Councilwoman Janey Tarpley represents the city’s sixth ward, where there have already been four murders. She said this is nothing new — the city has long had one of the highest crime rates in the U.S. But, she said, the city has been successful in decreasing violent crime as a whole, with a number of initiatives to reach out to the older young adults, who statistically seem to be committing the crimes.

Tarpley said council has the support of the Youngstown Police Department, with the Community Initiative to Reduce Violence (C.I.R.V). The initiative offers support services to those violent offenders willing to change, prevention programming to youth in the community and engages and solicits community participation in delivering violence deterrence messages.

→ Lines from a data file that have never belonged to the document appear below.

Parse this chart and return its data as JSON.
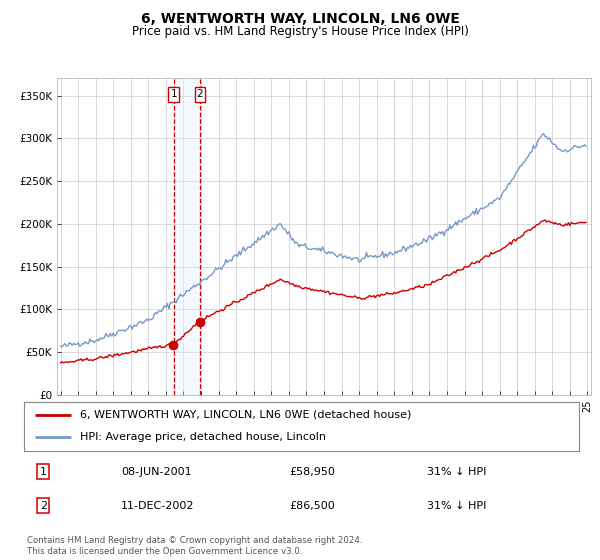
{
  "title": "6, WENTWORTH WAY, LINCOLN, LN6 0WE",
  "subtitle": "Price paid vs. HM Land Registry's House Price Index (HPI)",
  "title_fontsize": 10,
  "subtitle_fontsize": 8.5,
  "background_color": "#ffffff",
  "plot_bg_color": "#ffffff",
  "grid_color": "#cccccc",
  "ylim": [
    0,
    370000
  ],
  "yticks": [
    0,
    50000,
    100000,
    150000,
    200000,
    250000,
    300000,
    350000
  ],
  "ytick_labels": [
    "£0",
    "£50K",
    "£100K",
    "£150K",
    "£200K",
    "£250K",
    "£300K",
    "£350K"
  ],
  "hpi_color": "#7799cc",
  "price_color": "#cc0000",
  "transaction1_date": "08-JUN-2001",
  "transaction1_price": 58950,
  "transaction1_hpi_pct": "31%",
  "transaction2_date": "11-DEC-2002",
  "transaction2_price": 86500,
  "transaction2_hpi_pct": "31%",
  "legend_line1": "6, WENTWORTH WAY, LINCOLN, LN6 0WE (detached house)",
  "legend_line2": "HPI: Average price, detached house, Lincoln",
  "footer": "Contains HM Land Registry data © Crown copyright and database right 2024.\nThis data is licensed under the Open Government Licence v3.0.",
  "t1_x": 2001.44,
  "t2_x": 2002.94,
  "vline_color": "#cc0000",
  "shade_color": "#ddeeff",
  "xlim_left": 1994.8,
  "xlim_right": 2025.2
}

“I don’t believe we are having the situation that we are seeing in other parts of the country with our police department, so we need to take advantage of that,” Tarpley said.

Annie Gillam, the first ward councilwoman who organized Monday’s meeting, said she would like to see increased funding to the C.I.R.V. initiative.

“We have seen results,” she said, adding that she would like to make people more aware of the program.

C.I.R.V. is run by Guy Burney — a one man operation. Gillam proposed that Burney be given a staff, which would mean spending more money

“I think it’s better to put money into this kind of program, rather than the prison system,” she said.

The issue of stricter gun control laws in Youngstown was discussed.  Councilwoman-elect Anita Davis, a former police officer who will soon represent the sixth ward, said there are sufficient laws on the books right now.

“We have officers that are enforcing those laws. They are making arrests on an almost daily basis, taking guns up off the street. So the laws that are there are being enforced,” she said.

Pinkard said the police department can’t combat gun violence alone. It is up to the community to band together by reporting such incidents, he said.

“One of the things that disturbs me a lot in our communities is that people hear gunfire and nobody calls police,” he said. “Gunfire shouldn’t be a way of life. You shouldn’t hear that in your neighborhoods.”